Triturer l’histoire ne suffit pas. Cette campagne électorale est aussi l’occasion d’un jeu de massacre des valeurs fondatrices de la République. Première cible, et non des moindres, la laïcité. L’ancien ministre socialiste de l’Éducation et candidat en son temps, Vincent Peillon, a été le premier à pousser l’ineptie à son paroxysme, en déclarant: « Certains veulent utiliser la laïcité ça a déjà été fait dans le passé contre certaines catégories de population. C’était il y a 40 ans (sic, soit en 1977!) les Juifs, à qui on mettait des étoiles jaunes, c’est aujourd’hui un certain nombre de nos compatriotes musulmans, qu’on amalgame souvent avec les islamistes radicaux: c’est intolérable.«  Cette comparaison d’un goût douteux n’est pas nouvelle. Orphelins d’un prolétariat à défendre, plus de 50% des ouvriers votant désormais Front national, certains se sont trouvés de nouveaux opprimés à sauver, les musulmans de France. Et un nouvel ennemi, la laïcité, fille de la République. Le candidat socialiste Benoît Hamon ne dit pas autre chose lorsqu’il clame, le 27 février dernier: « La laïcité est utilisée comme un instrument antimusulman et exclusivement antimusulman.«  François Fillon, le candidat des « Républicains », lui, s’est défini comme « gaulliste et chrétien ». Un deuxième qualificatif qui ne doit rien au hasard. Fillon flatte en effet l’électorat issu des manifestations monstres organisées contre le mariage gay.
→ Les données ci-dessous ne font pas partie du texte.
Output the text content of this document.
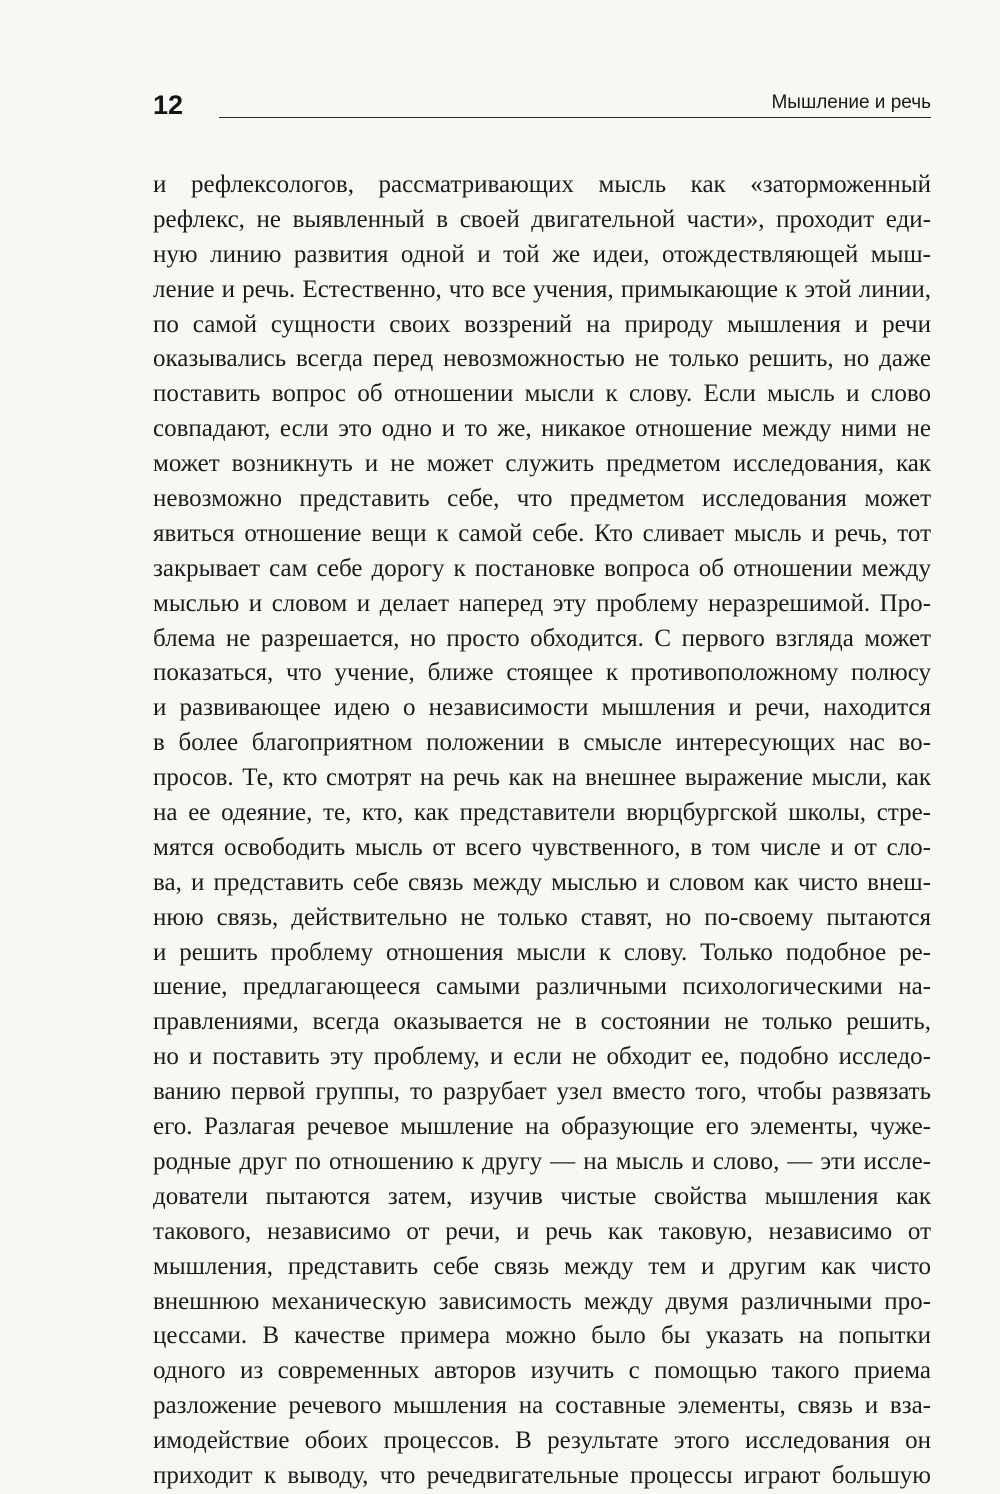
12	Мышление и речь
и рефлексологов, рассматривающих мысль как «заторможенный
рефлекс, не выявленный в своей двигательной части», проходит еди-
ную линию развития одной и той же идеи, отождествляющей мыш-
ление и речь. Естественно, что все учения, примыкающие к этой линии,
по самой сущности своих воззрений на природу мышления и речи
оказывались всегда перед невозможностью не только решить, но даже
поставить вопрос об отношении мысли к слову. Если мысль и слово
совпадают, если это одно и то же, никакое отношение между ними не
может возникнуть и не может служить предметом исследования, как
невозможно представить себе, что предметом исследования может
явиться отношение вещи к самой себе. Кто сливает мысль и речь, тот
закрывает сам себе дорогу к постановке вопроса об отношении между
мыслью и словом и делает наперед эту проблему неразрешимой. Про-
блема не разрешается, но просто обходится. С первого взгляда может
показаться, что учение, ближе стоящее к противоположному полюсу
и развивающее идею о независимости мышления и речи, находится
в более благоприятном положении в смысле интересующих нас во-
просов. Те, кто смотрят на речь как на внешнее выражение мысли, как
на ее одеяние, те, кто, как представители вюрцбургской школы, стре-
мятся освободить мысль от всего чувственного, в том числе и от сло-
ва, и представить себе связь между мыслью и словом как чисто внеш-
нюю связь, действительно не только ставят, но по-своему пытаются
и решить проблему отношения мысли к слову. Только подобное ре-
шение, предлагающееся самыми различными психологическими на-
правлениями, всегда оказывается не в состоянии не только решить,
но и поставить эту проблему, и если не обходит ее, подобно исследо-
ванию первой группы, то разрубает узел вместо того, чтобы развязать
его. Разлагая речевое мышление на образующие его элементы, чуже-
родные друг по отношению к другу — на мысль и слово, — эти иссле-
дователи пытаются затем, изучив чистые свойства мышления как
такового, независимо от речи, и речь как таковую, независимо от
мышления, представить себе связь между тем и другим как чисто
внешнюю механическую зависимость между двумя различными про-
цессами. В качестве примера можно было бы указать на попытки
одного из современных авторов изучить с помощью такого приема
разложение речевого мышления на составные элементы, связь и вза-
имодействие обоих процессов. В результате этого исследования он
приходит к выводу, что речедвигательные процессы играют большую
C’est d’ailleurs l’excroissance politique de ce mouvement traditionnel et réactionnaire, Sens Commun, qui, le 5 mars dernier, au Trocadéro, a été chargé d’organiser le rassemblement de soutien au candidat Fillon, noyé jusqu’aux sourcils par l’instruction le visant pour détournements de fonds publics, abus de biens sociaux, recel de ces délits, trafic d’influence et manquement aux obligations déclaratives devant la Haute Autorité pour la transparence de la vie publique (ouf!). Charlie Hebdo vient de lancer un appel à tous les candidats pour que soit sanctuarisée la laïcité inscrite dans la loi de 1905. Sans grand succès. Il fut un temps où les politiques clamaient « Je suis Charlie ». C’était après le bain de sang terroriste qui submergea le journal. C’était il y a deux ans. Une éternité.

 


(1) Surnom donné aux Français d’Algérie.

(2) Supplétifs algériens au service de la France.